Он опешил, она же, вскипая окончательно, выпалила:

– Если ты сейчас же с меня не слезешь – я прямо завтра замуж к тебе в дом приду!

От этих слов у него как будто щёлкнуло в голове.

Он резко оторвался от неё, вскочил, судорожно отряхивая штаны. Только сейчас до него дошло, насколько неподобающей была эта сцена.

– Я… я не специально, – пробормотал он, протягивая руку, чтобы помочь ей подняться.

Но Хай Цинли даже не глянула в его сторону.

Дернула плечом, высоко подняв голову, и резко развернулась – так, что украшение в её волосах едва не задело его щёку.

И даже её спина, удаляющаяся прочь, словно кричала: обижена до предела.

Цзи Минчэнь остался стоять, слегка опешив. Но уже на обратном пути не выдержал – рассмеялся. Тихо вначале, потом всё громче.

Старшая служанка, строгая и проницательная тётушка Сюнь, прищурилась и нарочито равнодушно поинтересовалась:

– Так что же рассмешило нашего молодого государя?

– Да нет ничего, – отмахнулся он, но глаза его блестели. – Просто… она так надулась. Будто у неё вместо щёк два надутых бурдюка из бычьей кожи.

Тётушка Сюнь: “…”

Интересно, от кого ты это унаследовал, мальчишка?

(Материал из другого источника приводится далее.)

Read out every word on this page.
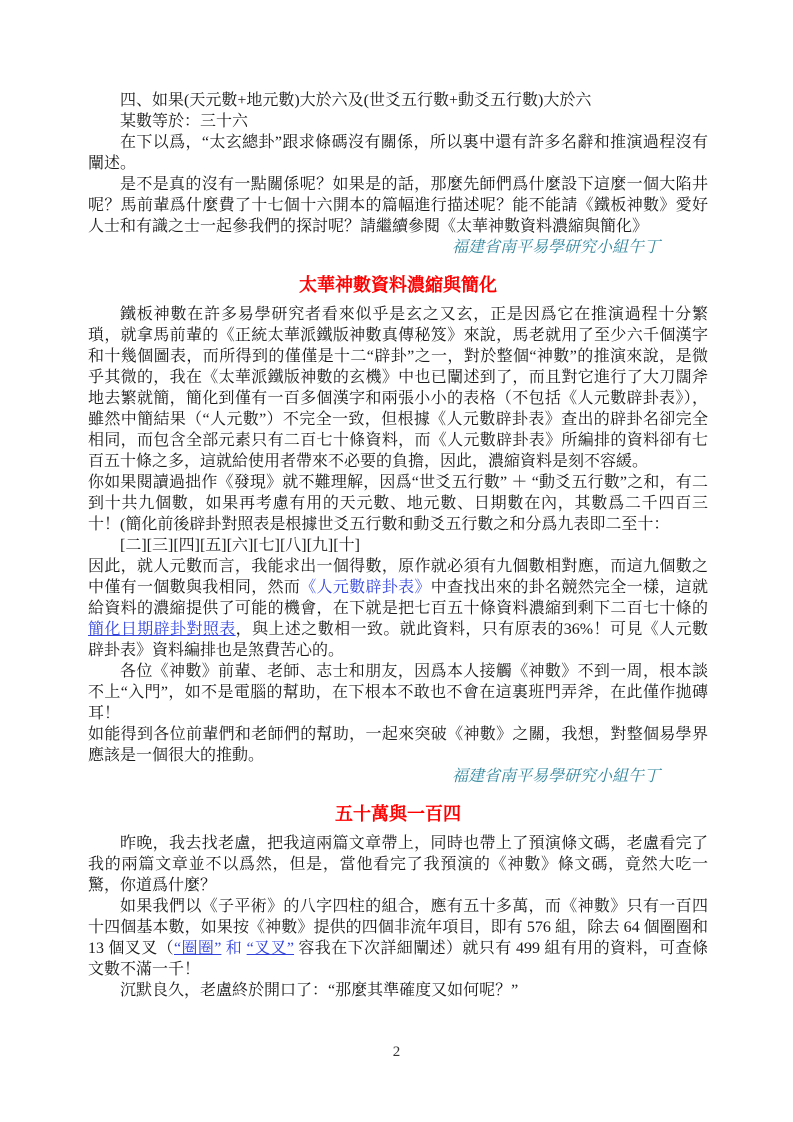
四、如果(天元數+地元數)大於六及(世爻五行數+動爻五行數)大於六

某數等於：三十六

在下以爲，“太玄總卦”跟求條碼沒有關係，所以裏中還有許多名辭和推演過程沒有闡述。

是不是真的沒有一點關係呢？如果是的話，那麼先師們爲什麼設下這麼一個大陷井呢？馬前輩爲什麼費了十七個十六開本的篇幅進行描述呢？能不能請《鐵板神數》愛好人士和有識之士一起參我們的探討呢？請繼續參閱《太華神數資料濃縮與簡化》

福建省南平易學研究小組午丁

太華神數資料濃縮與簡化

鐵板神數在許多易學研究者看來似乎是玄之又玄，正是因爲它在推演過程十分繁瑣，就拿馬前輩的《正統太華派鐵版神數真傳秘笈》來說，馬老就用了至少六千個漢字和十幾個圖表，而所得到的僅僅是十二“辟卦”之一，對於整個“神數”的推演來說，是微乎其微的，我在《太華派鐵版神數的玄機》中也已闡述到了，而且對它進行了大刀闊斧地去繁就簡，簡化到僅有一百多個漢字和兩張小小的表格（不包括《人元數辟卦表》），雖然中簡結果（“人元數”）不完全一致，但根據《人元數辟卦表》查出的辟卦名卻完全相同，而包含全部元素只有二百七十條資料，而《人元數辟卦表》所編排的資料卻有七百五十條之多，這就給使用者帶來不必要的負擔，因此，濃縮資料是刻不容緩。

你如果閱讀過拙作《發現》就不難理解，因爲“世爻五行數” ＋ “動爻五行數”之和，有二到十共九個數，如果再考慮有用的天元數、地元數、日期數在內，其數爲二千四百三十！(簡化前後辟卦對照表是根據世爻五行數和動爻五行數之和分爲九表即二至十：

[二][三][四][五][六][七][八][九][十]

因此，就人元數而言，我能求出一個得數，原作就必須有九個數相對應，而這九個數之中僅有一個數與我相同，然而《人元數辟卦表》中查找出來的卦名競然完全一樣，這就給資料的濃縮提供了可能的機會，在下就是把七百五十條資料濃縮到剩下二百七十條的簡化日期辟卦對照表，與上述之數相一致。就此資料，只有原表的36%！可見《人元數辟卦表》資料編排也是煞費苦心的。

各位《神數》前輩、老師、志士和朋友，因爲本人接觸《神數》不到一周，根本談不上“入門”，如不是電腦的幫助，在下根本不敢也不會在這裏班門弄斧，在此僅作拋磚耳！

如能得到各位前輩們和老師們的幫助，一起來突破《神數》之關，我想，對整個易學界應該是一個很大的推動。

福建省南平易學研究小組午丁

五十萬與一百四

昨晚，我去找老盧，把我這兩篇文章帶上，同時也帶上了預演條文碼，老盧看完了我的兩篇文章並不以爲然，但是，當他看完了我預演的《神數》條文碼，竟然大吃一驚，你道爲什麼？

如果我們以《子平術》的八字四柱的組合，應有五十多萬，而《神數》只有一百四十四個基本數，如果按《神數》提供的四個非流年項目，即有 576 組，除去 64 個圈圈和 13 個叉叉（“圈圈” 和 “叉叉” 容我在下次詳細闡述）就只有 499 組有用的資料，可查條文數不滿一千！

沉默良久，老盧終於開口了：“那麼其準確度又如何呢？”

2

Отец твой, бывало, одной фразой мог заставить любую красавицу покраснеть от восторга…

А ты – сравниваешь девиц с бурдюками. Ах, боже.

Тем не менее, вывод она для себя сделала. Если уж наследник смеётся, значит, заинтересовался. А это – дело важное.

Вскоре после этого Хай Цинли получила официальный вызов в императорский дворец – теперь ей позволялось посещать занятия в учебной палате, где обучались юные члены династии.

И, конечно, учиться она должна была рядом с самим Цзи Минчэнем.

Две сверкающие как молнии сабли прорезали небо, с лёгким свистом разрубив в воздухе два бревна – и, описав дугу, вернулись в ножны.

К тому моменту Цзи Минчэню исполнилось уже девятнадцать. Рядом с ним стояла Хай Цинли – некогда дерзкая девочка с хлыстом, теперь ставшая стройной и красивой девушкой, чьи глаза по-прежнему смотрели на него с тем особым светом, который не спутать ни с чем.

Когда императрица, его мать, позвала его к себе, она говорила тихо, почти ласково:

– Сын мой, ты желаешь взять в жёны барышню из рода Хай?

Вопрос был прямой, как и всё, что исходило от неё.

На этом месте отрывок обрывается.